溶接品質管理:顧客チームは、工程中の溶接継手を無作為に選定し、超音波探傷試験(UT)報告書の現地確認を行いました。サンプリングされたすべてのポイントがISO 5817クラスB基準を満たしていました。
熱処理工程の検証:代表団は、重要構造部品に対する完全な焼入れ・焼戻し工程を立ち会い確認しました。炉内温度曲線記録は実際の熱処理パラメーターと一致しており、高強度鋼に対する厳格な機械的特性要件を満たしていました。

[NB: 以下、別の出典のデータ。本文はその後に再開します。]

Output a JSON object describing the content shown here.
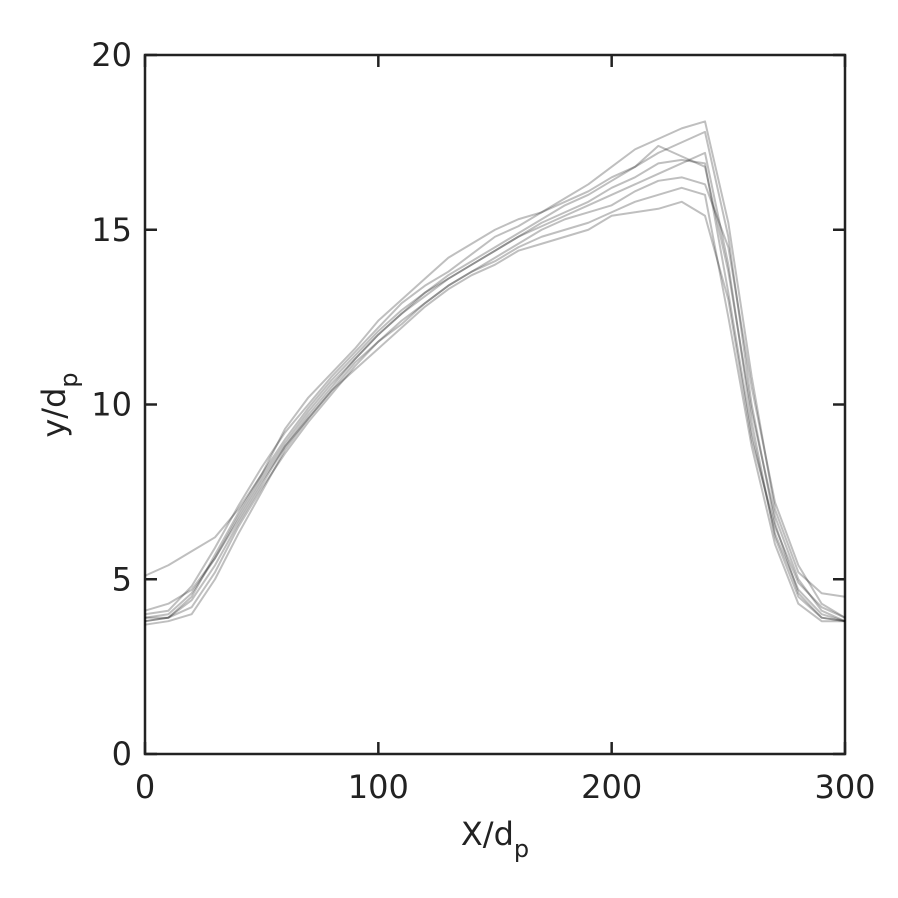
{
  "chart_data": {
    "type": "line",
    "xlabel": "X/dp",
    "ylabel": "y/dp",
    "x": [
      0,
      10,
      20,
      30,
      40,
      50,
      60,
      70,
      80,
      90,
      100,
      110,
      120,
      130,
      140,
      150,
      160,
      170,
      180,
      190,
      200,
      210,
      220,
      230,
      240,
      250,
      260,
      270,
      280,
      290,
      300
    ],
    "series": [
      {
        "color": "#000000",
        "values": [
          3.9,
          4.0,
          4.6,
          5.6,
          6.8,
          7.9,
          8.9,
          9.8,
          10.6,
          11.3,
          12.0,
          12.6,
          13.1,
          13.6,
          14.0,
          14.4,
          14.8,
          15.1,
          15.4,
          15.7,
          16.0,
          16.3,
          16.6,
          16.9,
          17.2,
          14.0,
          9.5,
          6.2,
          4.5,
          3.9,
          3.8
        ]
      },
      {
        "color": "#000000",
        "values": [
          3.8,
          3.9,
          4.2,
          5.2,
          6.5,
          7.6,
          8.6,
          9.5,
          10.3,
          11.1,
          11.8,
          12.4,
          12.9,
          13.4,
          13.8,
          14.1,
          14.5,
          14.8,
          15.0,
          15.2,
          15.5,
          15.8,
          16.0,
          16.2,
          16.0,
          12.5,
          8.8,
          6.0,
          4.3,
          3.8,
          3.8
        ]
      },
      {
        "color": "#000000",
        "values": [
          5.1,
          5.4,
          5.8,
          6.2,
          7.0,
          8.0,
          9.3,
          10.2,
          10.9,
          11.6,
          12.4,
          13.0,
          13.6,
          14.2,
          14.6,
          15.0,
          15.3,
          15.5,
          15.9,
          16.3,
          16.8,
          17.3,
          17.6,
          17.9,
          18.1,
          15.2,
          10.8,
          7.0,
          5.2,
          4.6,
          4.5
        ]
      },
      {
        "color": "#000000",
        "values": [
          3.7,
          3.8,
          4.0,
          5.0,
          6.3,
          7.5,
          8.7,
          9.6,
          10.4,
          11.0,
          11.6,
          12.2,
          12.8,
          13.3,
          13.7,
          14.0,
          14.4,
          14.6,
          14.8,
          15.0,
          15.4,
          15.5,
          15.6,
          15.8,
          15.4,
          13.0,
          9.0,
          6.5,
          4.9,
          4.2,
          3.9
        ]
      },
      {
        "color": "#000000",
        "values": [
          4.0,
          4.1,
          4.8,
          5.9,
          7.1,
          8.2,
          9.2,
          10.0,
          10.8,
          11.5,
          12.2,
          12.9,
          13.4,
          13.8,
          14.3,
          14.8,
          15.1,
          15.5,
          15.8,
          16.1,
          16.5,
          16.8,
          17.4,
          17.1,
          16.8,
          13.8,
          9.8,
          6.8,
          5.0,
          4.1,
          3.8
        ]
      },
      {
        "color": "#000000",
        "values": [
          3.9,
          3.9,
          4.4,
          5.4,
          6.6,
          7.7,
          8.8,
          9.6,
          10.4,
          11.2,
          11.8,
          12.3,
          12.9,
          13.4,
          13.8,
          14.2,
          14.6,
          15.0,
          15.3,
          15.5,
          15.7,
          16.1,
          16.4,
          16.5,
          16.3,
          14.5,
          10.5,
          7.2,
          5.4,
          4.3,
          3.9
        ]
      },
      {
        "color": "#000000",
        "values": [
          3.8,
          3.9,
          4.5,
          5.7,
          6.9,
          8.0,
          9.0,
          9.9,
          10.7,
          11.4,
          12.1,
          12.7,
          13.2,
          13.7,
          14.1,
          14.5,
          14.9,
          15.3,
          15.7,
          16.0,
          16.4,
          16.8,
          17.2,
          17.5,
          17.8,
          14.8,
          10.0,
          6.6,
          4.6,
          3.9,
          3.8
        ]
      },
      {
        "color": "#000000",
        "values": [
          4.1,
          4.3,
          4.7,
          5.6,
          6.7,
          7.8,
          8.8,
          9.7,
          10.5,
          11.3,
          12.0,
          12.6,
          13.2,
          13.6,
          14.0,
          14.4,
          14.8,
          15.2,
          15.5,
          15.8,
          16.2,
          16.5,
          16.9,
          17.0,
          16.9,
          13.2,
          9.2,
          6.3,
          4.7,
          4.0,
          3.8
        ]
      }
    ],
    "xlim": [
      0,
      300
    ],
    "xticks": [
      0,
      100,
      200,
      300
    ],
    "ylim": [
      0,
      20
    ],
    "yticks": [
      0,
      5,
      10,
      15,
      20
    ]
  }
}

定格負荷110%でのフルロード試験:1台の掘削リグが、顧客の立ち会いのもと、定格負荷の110%で4時間にわたり連続運転されました。油圧システムの温度上昇、振動レベル、および騒音値は、いずれも設計仕様を上回りました。
技術交流:鉱山現場の運用条件に焦点を当てる
技術協議において、両者はモロッコの鉱山に特有の硬岩地質および高温運用環境について、詳細な対話を実施しました。トウシン社のエンジニアは、顧客の鉱山から得られた岩石試料データに基づき、掘削リグのパラメーター最適化ソリューションを提示しました。これには、スラスト(押し出し力)の調整、回転速度のマッチング、および工具選定に関する推奨事項が含まれており、現場固有の運用条件に対する深い理解が示されました。
結論:実力が信頼を築く
出発前に、モロッコ代表団は書面による評価を発行し、トウシン社の掘削リグ工場が同国のサプライヤー資格基準を満たしていることを正式に確認しました。評価書では、トウシン社の製造精度、品質管理システム、および工程の安定性が国際水準に達しており、戦略的サプライヤーとしての地位を確立するための技術的基盤が整っていると指摘されています。

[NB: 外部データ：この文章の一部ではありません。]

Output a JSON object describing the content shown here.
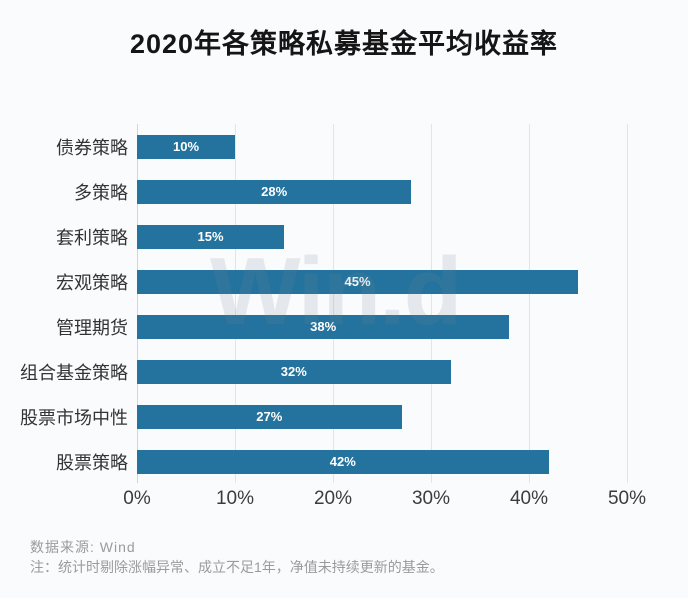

両者はその後、2台のカスタマイズドリルリグについて意向書に署名し、納入は2026年第3四半期を予定しています。モロッコの顧客はまた、今年後半に自社鉱山においてトゥオシン社の技術チームが現地の運用条件調査を実施することを招待しており、今後の量産調達に向けた基盤整備が進められています。
今回の成功した検査は、トゥオシン社が北アフリカにおける高品質鉱業市場の認定サプライヤー名簿への正式参入を果たしたことを意味し、透明性の高い製造プロセスと実績ある技術力こそが、国際的な顧客からの信頼を得る唯一のパスポートであることを再確認するものです。